"A gallows? where?"

"For God's sake walk on, Monsieur Gaspard, and don't stare. These nails, and that fag end of a cut rope blowing in the wind make my flesh creep."

That is always the way! The kennel is swimming in mud and a pretty woman crosses the road with her skirts a-tilt; or an unhappy gallant in silks is chasing his bonnet through the self-same mud, and you are bidden to look and not stare! Not stare? That's not in nature; the very warning is a challenge. Of course I stood and stared, though at first there was little to look at, a house, like a hundred others in Tours with a dozen of the kind in the same street. Then, as I looked again, there came a sense of the sinister. It was as when a face, which at the first glance seems one of a score, shows something of a peculiar and personal devil, and with it a fascination that fastens the attention, as all things evil or ugly fasten it.

It was a tall narrow house of four storeys, tapering as if by steps and stairs to a point at the ridge. The wall of the floor on the street level was pierced by two unequal windows, heavily barred. The larger was to the left, and in its position it balanced the stout door raised two steps above the pavement. Above these were three windows, the largest again to the left, and all with similar significant heavy defences; whoso lived there was careful of his safety. The two upper storeys were in the contraction of the roof. Each had but one outlook, and in the case of the lower it was again to the left, leaving a wide expanse of blank wall, and when I understood the tale it told, my gorge rose. Here was the sinister threat, the foul vice writ on an honest seeming; François Villon in stone and mortar stared across the road.

The whole wide expanse, and it was a very wide one, for the windows were small, was studded over by stout nails driven between the joints of the masonry.

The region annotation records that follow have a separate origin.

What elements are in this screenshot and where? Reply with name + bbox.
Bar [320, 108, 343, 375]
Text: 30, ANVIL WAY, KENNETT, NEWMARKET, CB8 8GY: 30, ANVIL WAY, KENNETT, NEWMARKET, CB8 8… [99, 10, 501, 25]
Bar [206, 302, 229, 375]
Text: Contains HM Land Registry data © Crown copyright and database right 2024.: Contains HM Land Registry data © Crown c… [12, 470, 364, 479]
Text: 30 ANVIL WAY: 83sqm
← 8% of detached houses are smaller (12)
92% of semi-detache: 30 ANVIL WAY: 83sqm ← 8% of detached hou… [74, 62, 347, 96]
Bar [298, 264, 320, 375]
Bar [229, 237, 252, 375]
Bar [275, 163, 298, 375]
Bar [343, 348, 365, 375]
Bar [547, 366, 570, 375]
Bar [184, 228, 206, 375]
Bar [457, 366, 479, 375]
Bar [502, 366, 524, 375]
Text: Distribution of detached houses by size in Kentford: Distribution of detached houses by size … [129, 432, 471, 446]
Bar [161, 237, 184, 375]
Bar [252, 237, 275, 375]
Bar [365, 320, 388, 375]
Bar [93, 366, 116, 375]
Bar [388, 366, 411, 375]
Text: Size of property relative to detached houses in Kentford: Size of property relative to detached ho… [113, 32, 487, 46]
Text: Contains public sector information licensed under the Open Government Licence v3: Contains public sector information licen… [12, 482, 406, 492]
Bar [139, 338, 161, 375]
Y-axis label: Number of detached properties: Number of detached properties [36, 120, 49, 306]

From these fluttered rope-ends, some short, some long, some weather-frayed to rags, others—horrible to think of—newly cut, and there men and women had choked to death while the King's Provost Marshal ate, drank, or took his pleasure within to the music of the dying wretches clattering their boot heels against the wall!

Shuddering and half-sick with disgust I swallowed down my loathing as best I could. And yet it was nothing more than the sordid commentary to the comedy of the Louvre and a plain warning. Everywhere I turned the law of the King's will was a handwriting on the wall, inexorable, inevitable, callous.

Perhaps because of this newly reawakened sense of the dangers that lay behind the walls of Plessis, or perhaps—and I trust it was so—because to the heart of every man who thinks at all there comes the desire to give God thanks for mercies undeserved and unlooked for, and to seek His strength and guidance in the uncertainties of life, I shook off Martin about vespers, and made my way alone to the great church of Saint Gatien. Behind the grated screens of its dim aisles there rarely fails a priest to ease a burdened spirit of that which grows too heavy to be borne.

But before a man can thus cleanse his soul it is fitting he should pray, and so I knelt, but not before the great altar. No! its hard brilliance and gorgeous extravagance of this world's passing splendours repelled me. What had a poor crushed soul in common with such proud display? The God who loved these flaring lights, silver lamps that swung by silver chains, gilt candlesticks of many branches all ablaze, who took complacent pleasure in such ostentation of gold vessels, broidered draperies, fretted carvings, gems that flashed and gems that glowed, how could He stoop to a worm of the earth? True, the pure, pale Face of the suffering Christ looked out from it all, but looked out as if to ask, What have I, the Man of Sorrows acquainted with grief, Who had not where to lay His head, what have I to do with all this arrogance of flaunted wealth? Either I am the Son of God in My heaven of heavens, and what to Me are your tinsel glories! or I am the Son of Man working out salvation in anguish and alone, sweating, as it were, great drops of blood, no man ministering to Me, and what have I to do with all this splendour! The God of the high altar is either the God of the very great or the very poor; of the man who says in his pride, I, too, am a god, a god to myself, a god upon earth for the people's worship, and so we are a-kin, thou and I! Or else it is for those ignorants who find the incense of heaven in the smell of the unsnuffed guttering candles; for myself, I could not pray there. I found instead a small remote chapel, where a single rushlight trembled before a darkened shrine, faint and small like a soul facing the unknowable; shrinking, and yet persistent because of the Love unseen that watched and waited, yearning to be gracious. Nor was I alone. A woman knelt upon the altar step, her head bowed forward till it rested on the wooden rail.

Seeing her rapt worship I kept back, and in the quiet of the little sanctuary lost myself. The world, with its drone of life, its careless callous tread, was behind my back, and I forgot everything but that Solignac was in ashes, Babette murdered, and that God had prospered me on my way to retribution. What He begins He finishes, and not a thousand Jan Meerts, no, nor Louis of France, could turn back the hand of His justice.

But how diverse are His attributes, how infinite, how inscrutable, is the greatness of His powers. As I, through His justice cried for vengeance, another kneeling at the same footstool sought peace through mercy.